From: "Ernesto A. Fernández" <ernesto.mnd.fernandez@gmail.com>
To: Dave Chinner <david@fromorbit.com>
Cc: linux-xfs@vger.kernel.org,
"Darrick J. Wong" <darrick.wong@oracle.com>,
"Zorro Lang" <zlang@redhat.com>,
"Ernesto A. Fernández" <ernesto.mnd.fernandez@gmail.com>
Subject: Re: [PATCH] xfs: preserve i_mode if __xfs_set_acl() fails
Date: Tue, 15 Aug 2017 16:29:39 -0300 [thread overview]
Message-ID: <20170815192938.GA1247@debian.home> (raw)
In-Reply-To: <20170815084430.GK21024@dastard>
On Tue, Aug 15, 2017 at 06:44:30PM +1000, Dave Chinner wrote:
> On Tue, Aug 15, 2017 at 03:18:58AM -0300, Ernesto A. Fernández wrote:
> > Hi Dave, thanks for the review!
> >
> > On Tue, Aug 15, 2017 at 12:00:18PM +1000, Dave Chinner wrote:
> > > On Mon, Aug 14, 2017 at 05:18:10AM -0300, Ernesto A. Fernández wrote:
> > > > diff --git a/fs/xfs/libxfs/xfs_attr.c b/fs/xfs/libxfs/xfs_attr.c
> > > > index de7b9bd..c3193e1 100644
> > > > --- a/fs/xfs/libxfs/xfs_attr.c
> > > > +++ b/fs/xfs/libxfs/xfs_attr.c
> > > > @@ -395,6 +395,7 @@ xfs_attr_remove(
> > > > struct xfs_defer_ops dfops;
> > > > xfs_fsblock_t firstblock;
> > > > int error;
> > > > + int noattr = 0;
> > >
> > > bool.
> > >
> > > And make it "bool has_attr = true" to avoid the nasty double
> > > negative of "!noattr" later on.
> >
> > I called it noattr because the error was -ENOATTR, but you are right,
> > has_attr is better.
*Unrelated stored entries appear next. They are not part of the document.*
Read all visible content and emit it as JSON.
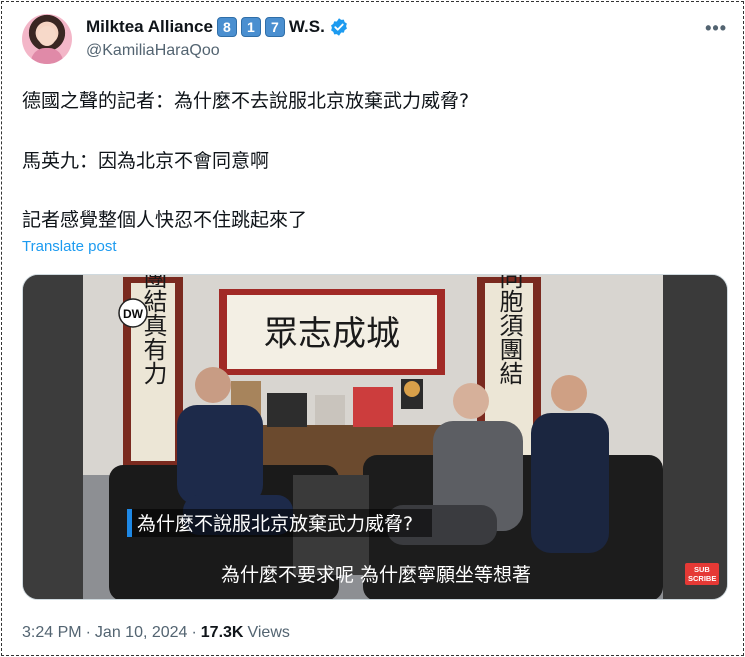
{
  "author": {
    "display_name": "Milktea Alliance",
    "keycaps": [
      "8",
      "1",
      "7"
    ],
    "name_suffix": "W.S.",
    "handle": "@KamiliaHaraQoo",
    "verified_icon": "verified-badge-icon",
    "avatar_icon": "avatar"
  },
  "post": {
    "line1": "德國之聲的記者：為什麼不去說服北京放棄武力威脅?",
    "line2": "馬英九：因為北京不會同意啊",
    "line3": "記者感覺整個人快忍不住跳起來了",
    "translate_label": "Translate post"
  },
  "video": {
    "logo_text": "DW",
    "calligraphy_top": "眾志成城",
    "calligraphy_left": "團結真有力",
    "calligraphy_right": "同胞須團結",
    "subtitle_question": "為什麼不說服北京放棄武力威脅?",
    "subtitle_answer": "為什麼不要求呢 為什麼寧願坐等想著",
    "subscribe_top": "SUB",
    "subscribe_bottom": "SCRIBE"
  },
  "meta": {
    "time": "3:24 PM",
    "sep1": "·",
    "date": "Jan 10, 2024",
    "sep2": "·",
    "views_count": "17.3K",
    "views_label": "Views"
  },
  "colors": {
    "link": "#1d9bf0",
    "secondary_text": "#536471",
    "keycap_blue": "#4a8fd0",
    "subscribe_red": "#e53935"
  }
}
I assume you would prefer mode_changed to be a bool
> > as well?
> >
> > >
> > > >
> > > > XFS_STATS_INC(mp, xs_attr_remove);
> > > >
> > > > @@ -438,7 +439,12 @@ xfs_attr_remove(
> > > > xfs_trans_ijoin(args.trans, dp, 0);
> > > >
> > > > if (!xfs_inode_hasattr(dp)) {
> > > > - error = -ENOATTR;
> > > > + /*
> > > > + * Commit even if there is no attr to remove, because when
> > > > + * setting ACLs the caller may be changing the mode in the
> > > > + * same transaction.
> > > > + */
> > > > + noattr = 1;
> > > > } else if (dp->i_d.di_aformat == XFS_DINODE_FMT_LOCAL) {
> > > > ASSERT(dp->i_afp->if_flags & XFS_IFINLINE);
> > > > error = xfs_attr_shortform_remove(&args);
> > > > @@ -458,7 +464,7 @@ xfs_attr_remove(
> > > > if (mp->m_flags & XFS_MOUNT_WSYNC)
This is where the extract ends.